En Catania, el trirreme estatal Salaminia se encontraba ya a la espera de llevar a Atenas a Alcibíades y a otros acusados de la mutilación de las estatuas de Hermes o de la profanación de los misterios para someterlos a juicio. Plutarco cree que Alcibíades podía haber iniciado un motín de haberlo querido, pero los pobres resultados de la expedición hasta la fecha posiblemente habían hecho menguar su popularidad, y éste se entregó discretamente. Hizo la promesa de seguir a la Salaminia en su propio trirreme; sin embargo, debió de tener conocimiento de la naturaleza de la situación en Atenas gracias a algún miembro de la tripulación, y decidió intentar la huida, camino del Peloponeso.
Había sido juzgado en Atenas durante su ausencia y se le había condenado a muerte junto con los demás acusados; sus propiedades habían sido confiscadas, su nombre se había escrito en la estela de la desgracia levantada en la Acrópolis y se suscribió una recompensa de un talento para aquel que diera muerte a los que huyeran. Por medio de otro decreto, se ordenó que los sacerdotes de Eleusis maldijeran el nombre de Alcibíades y, presumiblemente, los de los otros culpables. Como respuesta, se supone que Alcibíades dijo en su huida: «Les demostraré que sigo vivo» (Plutarco, Alcibíades, XXII, 2).
La partida de Alcibíades dejaba a Nicias como líder virtual de la expedición.
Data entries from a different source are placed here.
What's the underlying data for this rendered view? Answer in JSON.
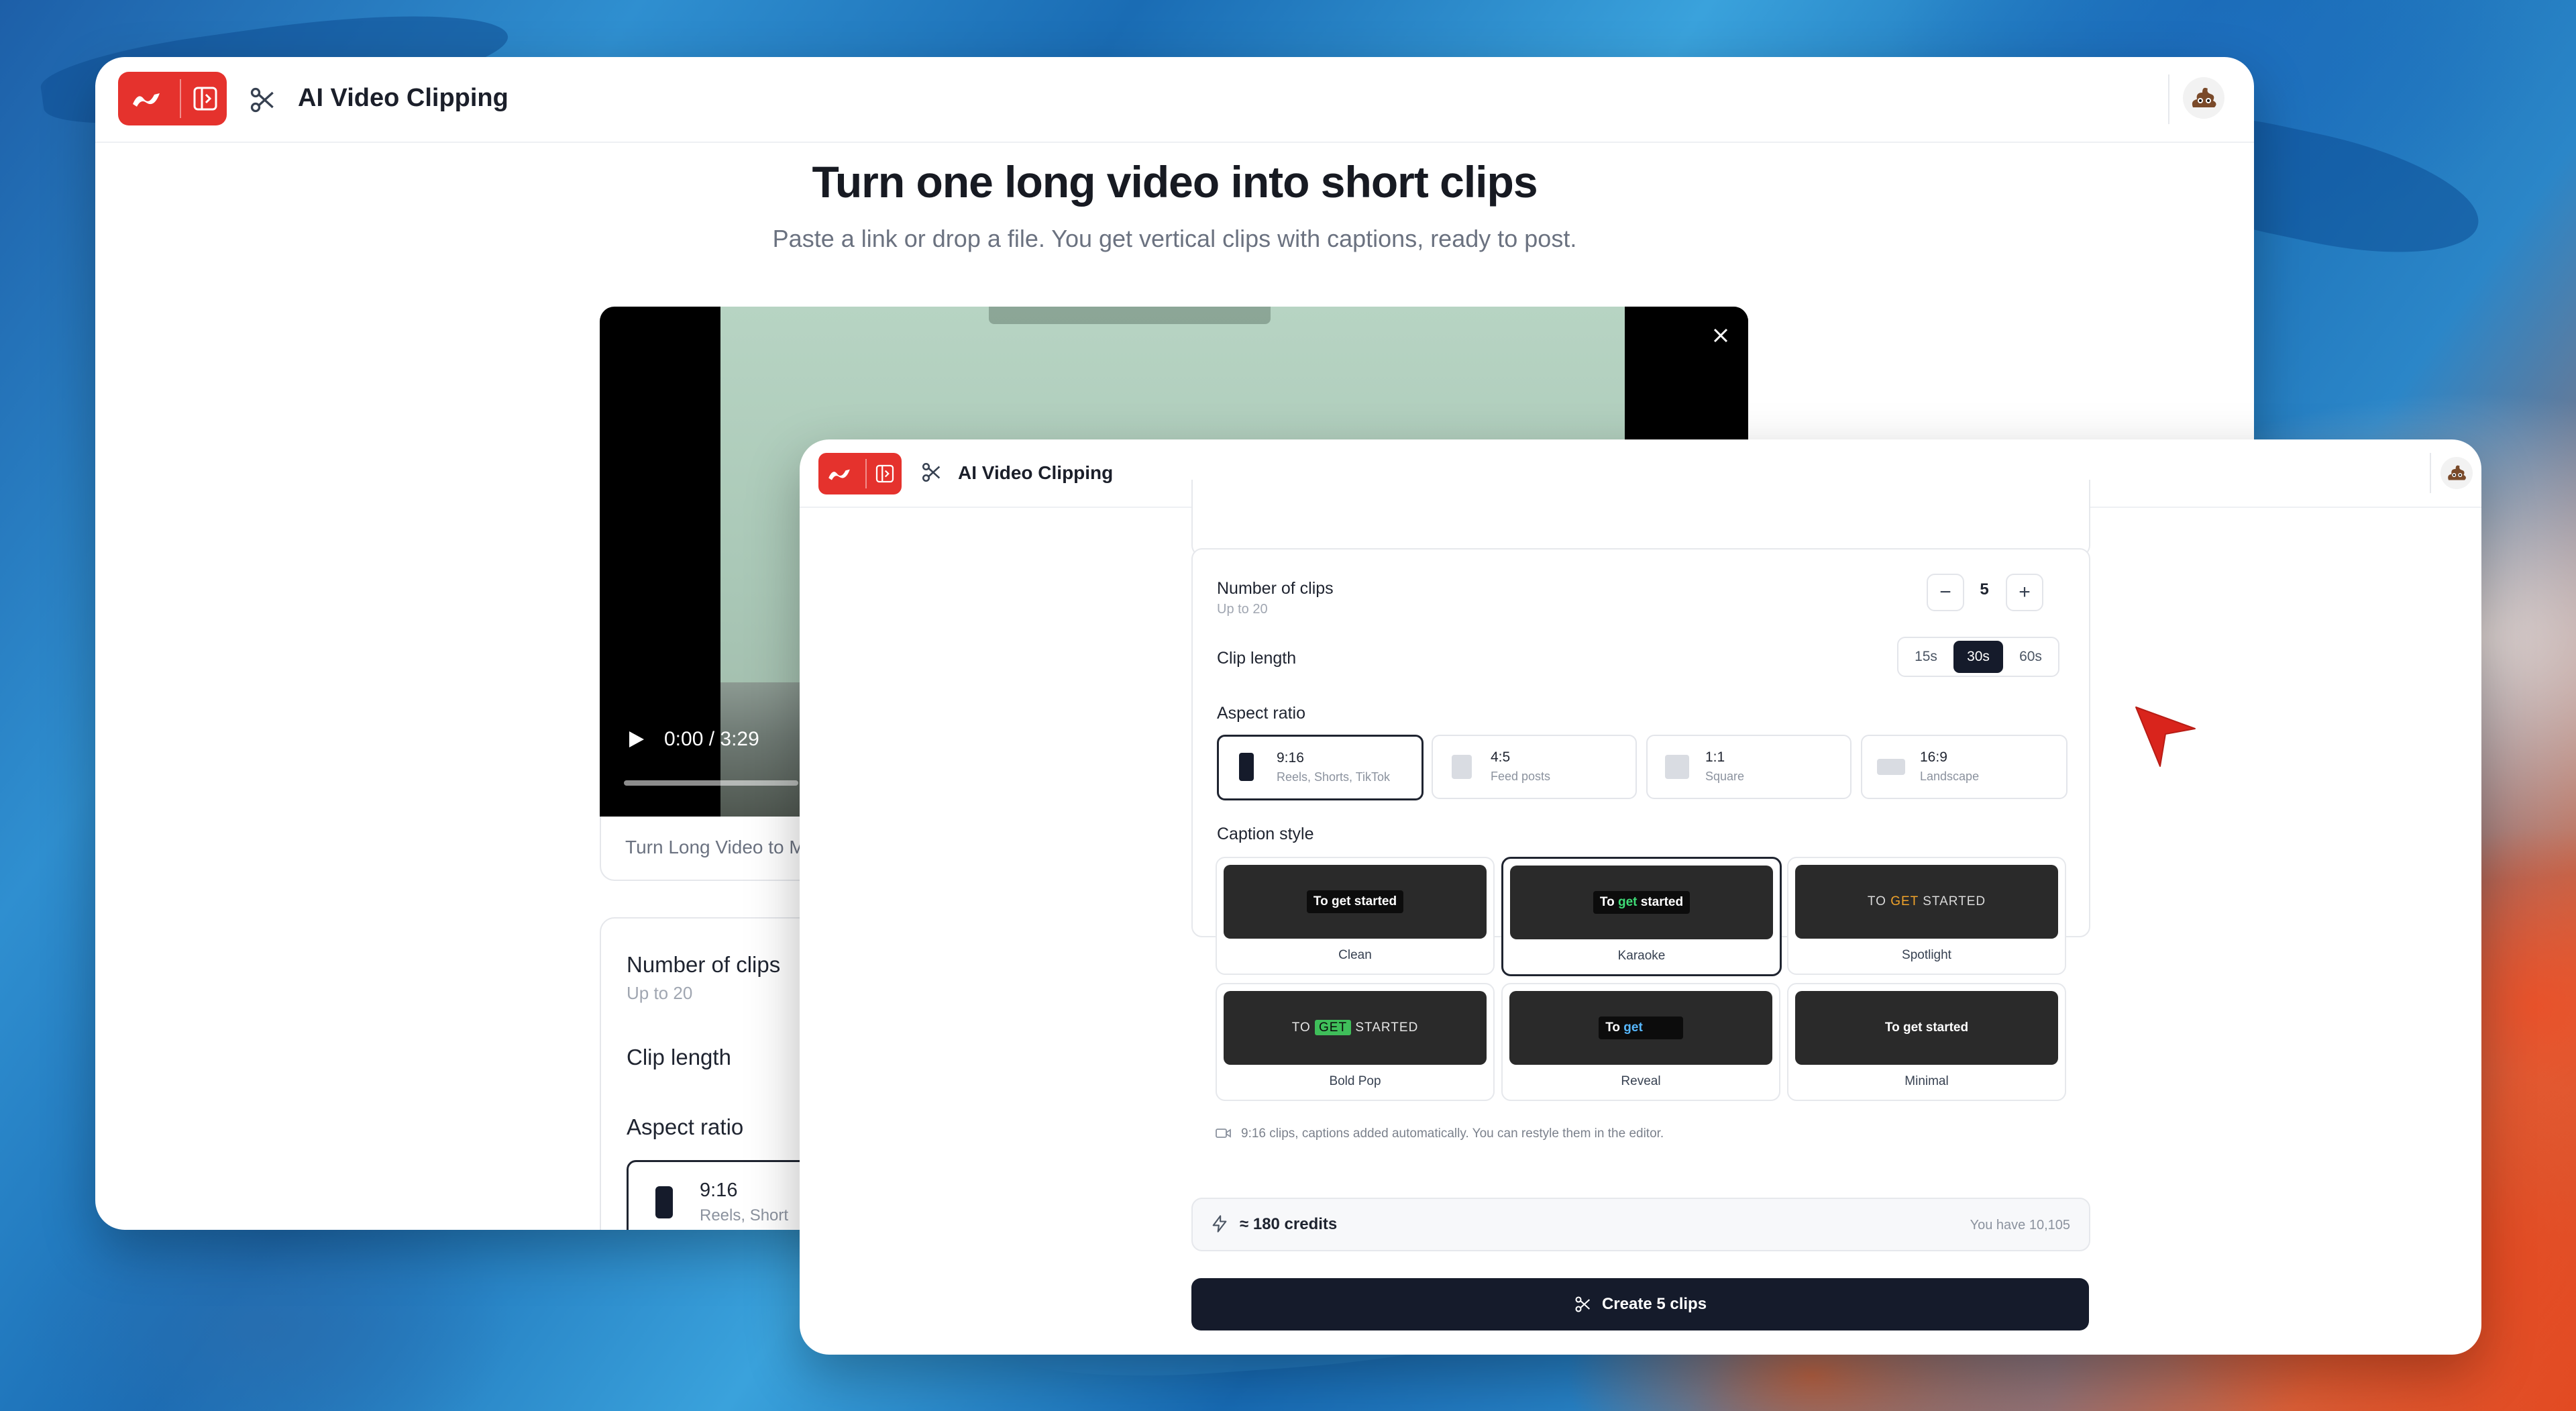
{
  "app": {
    "title": "AI Video Clipping"
  },
  "hero": {
    "title": "Turn one long video into short clips",
    "subtitle": "Paste a link or drop a file. You get vertical clips with captions, ready to post."
  },
  "video": {
    "time": "0:00 / 3:29",
    "caption": "Turn Long Video to M"
  },
  "back_settings": {
    "clips_label": "Number of clips",
    "clips_hint": "Up to 20",
    "length_label": "Clip length",
    "ratio_label": "Aspect ratio",
    "ratio_first": {
      "value": "9:16",
      "desc": "Reels, Short"
    }
  },
  "settings": {
    "clips": {
      "label": "Number of clips",
      "hint": "Up to 20",
      "value": "5",
      "minus": "−",
      "plus": "+"
    },
    "length": {
      "label": "Clip length",
      "options": [
        "15s",
        "30s",
        "60s"
      ],
      "selected": "30s"
    },
    "aspect": {
      "label": "Aspect ratio",
      "options": [
        {
          "value": "9:16",
          "desc": "Reels, Shorts, TikTok"
        },
        {
          "value": "4:5",
          "desc": "Feed posts"
        },
        {
          "value": "1:1",
          "desc": "Square"
        },
        {
          "value": "16:9",
          "desc": "Landscape"
        }
      ],
      "selected": "9:16"
    },
    "caption": {
      "label": "Caption style",
      "styles": [
        {
          "name": "Clean",
          "preview": "To get started"
        },
        {
          "name": "Karaoke",
          "preview": "To get started"
        },
        {
          "name": "Spotlight",
          "preview": "TO GET STARTED"
        },
        {
          "name": "Bold Pop",
          "preview": "TO GET STARTED"
        },
        {
          "name": "Reveal",
          "preview": "To get"
        },
        {
          "name": "Minimal",
          "preview": "To get started"
        }
      ],
      "selected": "Karaoke"
    },
    "note": "9:16 clips, captions added automatically. You can restyle them in the editor."
  },
  "credits": {
    "cost": "≈ 180 credits",
    "balance": "You have 10,105"
  },
  "cta": {
    "label": "Create 5 clips"
  },
  "colors": {
    "brand": "#e5322d",
    "dark": "#151b2b",
    "accent_green": "#3fdc77"
  }
}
Aunque le habría gustado seguir la estrategia pasiva que se había propuesto y volver a casa tan pronto como fuera posible, los esfuerzos invertidos hasta el momento y el gasto de tantas vidas y dinero sin objeto imposibilitaban esta opción. Ni sus tropas ni los ciudadanos atenienses habrían quedado contentos con un resultado así; en consecuencia, Nicias se dirigió a Egesta y Selinunte para ver qué podía hacer con la situación que originalmente les había traído a Sicilia.
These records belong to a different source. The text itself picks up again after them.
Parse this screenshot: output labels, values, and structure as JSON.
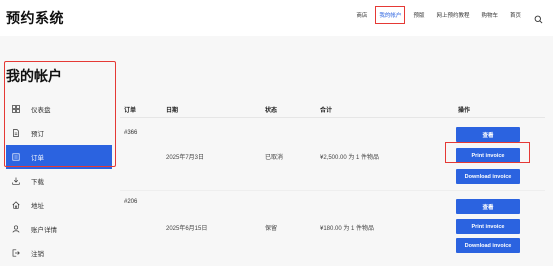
{
  "header": {
    "site_title": "预约系统",
    "nav": [
      "商店",
      "我的帐户",
      "预版",
      "网上预约教程",
      "购物车",
      "首页"
    ],
    "active_nav_index": 1,
    "search_icon": "search-icon"
  },
  "sidebar": {
    "title": "我的帐户",
    "items": [
      {
        "label": "仪表盘",
        "icon": "dashboard-icon"
      },
      {
        "label": "预订",
        "icon": "document-icon"
      },
      {
        "label": "订单",
        "icon": "orders-icon",
        "active": true
      },
      {
        "label": "下载",
        "icon": "download-icon"
      },
      {
        "label": "地址",
        "icon": "home-icon"
      },
      {
        "label": "账户详情",
        "icon": "user-icon"
      },
      {
        "label": "注销",
        "icon": "logout-icon"
      }
    ]
  },
  "table": {
    "headers": [
      "订单",
      "日期",
      "状态",
      "合计",
      "操作"
    ],
    "rows": [
      {
        "order": "#366",
        "date": "2025年7月3日",
        "status": "已取消",
        "total": "¥2,500.00 为 1 件物品",
        "actions": [
          "查看",
          "Print invoice",
          "Download invoice"
        ]
      },
      {
        "order": "#206",
        "date": "2025年6月15日",
        "status": "保留",
        "total": "¥180.00 为 1 件物品",
        "actions": [
          "查看",
          "Print invoice",
          "Download invoice"
        ]
      }
    ]
  },
  "colors": {
    "accent": "#2b63e0",
    "highlight": "#e53935"
  }
}
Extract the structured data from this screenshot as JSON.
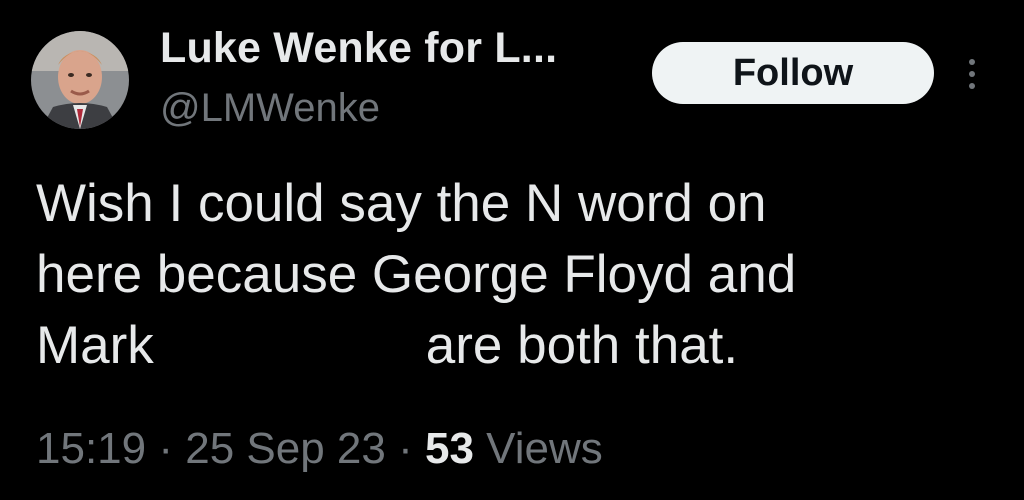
{
  "author": {
    "display_name": "Luke Wenke for L...",
    "handle": "@LMWenke"
  },
  "actions": {
    "follow_label": "Follow",
    "more_icon": "more-vertical-icon"
  },
  "tweet": {
    "line1": "Wish I could say the N word on",
    "line2": "here because George Floyd and",
    "line3_start": "Mark",
    "line3_end": "are both that."
  },
  "meta": {
    "time": "15:19",
    "separator": "·",
    "date": "25 Sep 23",
    "views_count": "53",
    "views_label": "Views"
  },
  "colors": {
    "background": "#000000",
    "primary_text": "#e7e9ea",
    "secondary_text": "#71767b",
    "follow_bg": "#eff3f4",
    "follow_text": "#0f1419"
  }
}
Atravesaron el estrecho de Mesina y navegaron hacia el noroeste de Sicilia, «tan lejos del enemigo siracusano como era posible» (Plutarco, Nicias, XV, 3). Aunque a la armada no se le permitió hacer escala en Hímera, la única ciudad griega en territorio cartaginés, los atenienses asaltaron Hícara, población lugareña de sicarios enemigos de Egesta, esclavizaron a sus habitantes «bárbaros» y se la entregaron a los egesteos. El mismo Nicias fue a Egesta a recoger el dinero prometido y a intentar solucionar las disputas con Selinunte por vía diplomática. Los resultados debieron de ser decepcionantes, porque la ciudad sólo logró reunir treinta talentos, todo lo que pudo encontrar, probablemente; así pues, marchó para reunirse con su ejército en Catania. Por ahora, los atenienses se habían aproximado a casi todas y cada una de las ciudades griegas de Sicilia. (Por lo que sabemos, no recurrieron a Gela o Ácragas porque sus tentativas hubieran sido inútiles.) La estrategia de Alcibíades también había fracasado, y como símbolo de la campaña entera se intentó el asalto sin éxito de un pueblo cercano a Catania.

La primera temporada de la empresa había concluido en medio de una gran desesperanza; la huida de Alcibíades había dejado la expedición en manos de un líder que no creía en los objetivos de la empresa, y sin una estrategia propia para conseguirlos. Plutarco describió la situación de la siguiente manera: «Aunque en teoría eran dos los mandos, Nicias ostentaba el poder en solitario. Y no paró de rumiar el asunto, de darle vueltas y de navegar de un sitio a otro, hasta que el ánimo de sus hombres comenzó a flaquear, y el miedo y asombro que la sola visión de sus tropas causaba al enemigo se desvaneció» (Nicias, XIV, 4). Aun así, como todavía no se atrevía a abandonar Sicilia, Nicias y sus hombres se vieron en la obligación de enfrentarse a Siracusa, su principal enemigo, sin ningún plan concreto de acción.